The mental part of yoga as well as the physical aspect of yoga is incredibly good for stress. Research have shown that exercise helps mental health by regulating our levels of cortisol- the steroid hormone responsible for regulating stress in our bodies. This is especially important for trauma survivors who often have above average cortisol. A common American social pressure is that a workout has to make you want to throw up to be effective. This is just not the case. For regulating mood, a modest 30 min moderate impact workout is enough. Even for changing body composition, which is another conversation, consistency and life style change are more effective long term then crash workout plans and yo-yo weight loss. Finally, the best part of yoga is that it grows with you. You can take the same class as a total amateur or as a master and still benefit immensely. As you master a pose, you can go deeper, move to the next pose, and hold longer increasing mobility, strength, flexibility.

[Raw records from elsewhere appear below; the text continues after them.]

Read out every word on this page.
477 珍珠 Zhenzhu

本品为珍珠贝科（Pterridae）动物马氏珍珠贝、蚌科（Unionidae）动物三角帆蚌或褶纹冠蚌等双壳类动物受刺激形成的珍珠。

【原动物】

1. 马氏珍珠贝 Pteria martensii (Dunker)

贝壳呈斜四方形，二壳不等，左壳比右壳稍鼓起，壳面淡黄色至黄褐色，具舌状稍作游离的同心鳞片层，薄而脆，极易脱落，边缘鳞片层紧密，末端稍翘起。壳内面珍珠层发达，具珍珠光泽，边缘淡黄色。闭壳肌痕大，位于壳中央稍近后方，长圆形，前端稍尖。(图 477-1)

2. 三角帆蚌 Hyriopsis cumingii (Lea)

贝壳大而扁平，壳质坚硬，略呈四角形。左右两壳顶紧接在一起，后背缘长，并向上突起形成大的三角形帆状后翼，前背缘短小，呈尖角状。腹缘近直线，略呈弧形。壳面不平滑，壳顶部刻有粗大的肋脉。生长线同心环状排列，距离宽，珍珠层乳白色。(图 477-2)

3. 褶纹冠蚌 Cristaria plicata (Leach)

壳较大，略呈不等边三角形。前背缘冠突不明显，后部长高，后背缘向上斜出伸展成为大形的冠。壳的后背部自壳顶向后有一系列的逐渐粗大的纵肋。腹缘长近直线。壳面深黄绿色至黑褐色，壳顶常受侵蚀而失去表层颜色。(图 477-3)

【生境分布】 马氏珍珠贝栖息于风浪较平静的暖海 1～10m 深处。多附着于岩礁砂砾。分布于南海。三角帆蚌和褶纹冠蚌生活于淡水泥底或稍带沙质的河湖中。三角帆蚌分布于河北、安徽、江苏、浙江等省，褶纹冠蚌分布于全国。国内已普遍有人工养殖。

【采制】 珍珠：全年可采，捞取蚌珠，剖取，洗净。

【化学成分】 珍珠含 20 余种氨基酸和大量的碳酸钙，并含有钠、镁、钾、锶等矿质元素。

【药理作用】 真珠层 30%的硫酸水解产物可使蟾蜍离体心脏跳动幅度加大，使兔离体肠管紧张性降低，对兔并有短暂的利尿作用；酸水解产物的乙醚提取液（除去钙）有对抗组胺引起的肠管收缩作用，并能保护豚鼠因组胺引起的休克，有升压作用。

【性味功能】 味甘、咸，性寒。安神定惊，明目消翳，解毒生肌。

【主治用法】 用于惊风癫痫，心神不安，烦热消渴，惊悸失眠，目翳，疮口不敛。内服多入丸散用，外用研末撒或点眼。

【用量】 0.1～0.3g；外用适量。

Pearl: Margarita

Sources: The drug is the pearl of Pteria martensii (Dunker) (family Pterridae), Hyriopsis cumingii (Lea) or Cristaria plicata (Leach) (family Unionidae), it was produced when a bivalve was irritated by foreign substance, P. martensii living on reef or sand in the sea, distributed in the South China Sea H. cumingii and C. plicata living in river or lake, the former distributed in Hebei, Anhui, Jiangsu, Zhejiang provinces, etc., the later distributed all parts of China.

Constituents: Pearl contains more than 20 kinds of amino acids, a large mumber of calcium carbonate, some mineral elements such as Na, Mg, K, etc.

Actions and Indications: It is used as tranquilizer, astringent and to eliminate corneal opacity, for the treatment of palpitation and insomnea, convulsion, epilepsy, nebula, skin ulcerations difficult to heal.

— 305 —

“As I often tell my students, the two most important phrases in therapy, as in yoga, are “Notice that” and “What happens next?” Once you start approaching your body with curiosity rather than with fear, everything shifts.” - Van der Kolk
Yoga is an incredibly powerful tool for mindfulness, self awareness, and physical autonomy. Yoga starts from empowerment and self compassion. At REST (and many trauma informed spaces) we start with assist cards- we allow the individual- without speaking- to verbalize a boundary over their own body. "Yes- you may assist me physically" or "No- you may not touch my body". This practice grows into- "Yes, my body can move to this position today." - or "No. I desire and wish and am ok with using a different posture today." This then moves into your life. Yoga is not about getting your foot over your head, it is about realizing what feels right for your body in the moment and listening.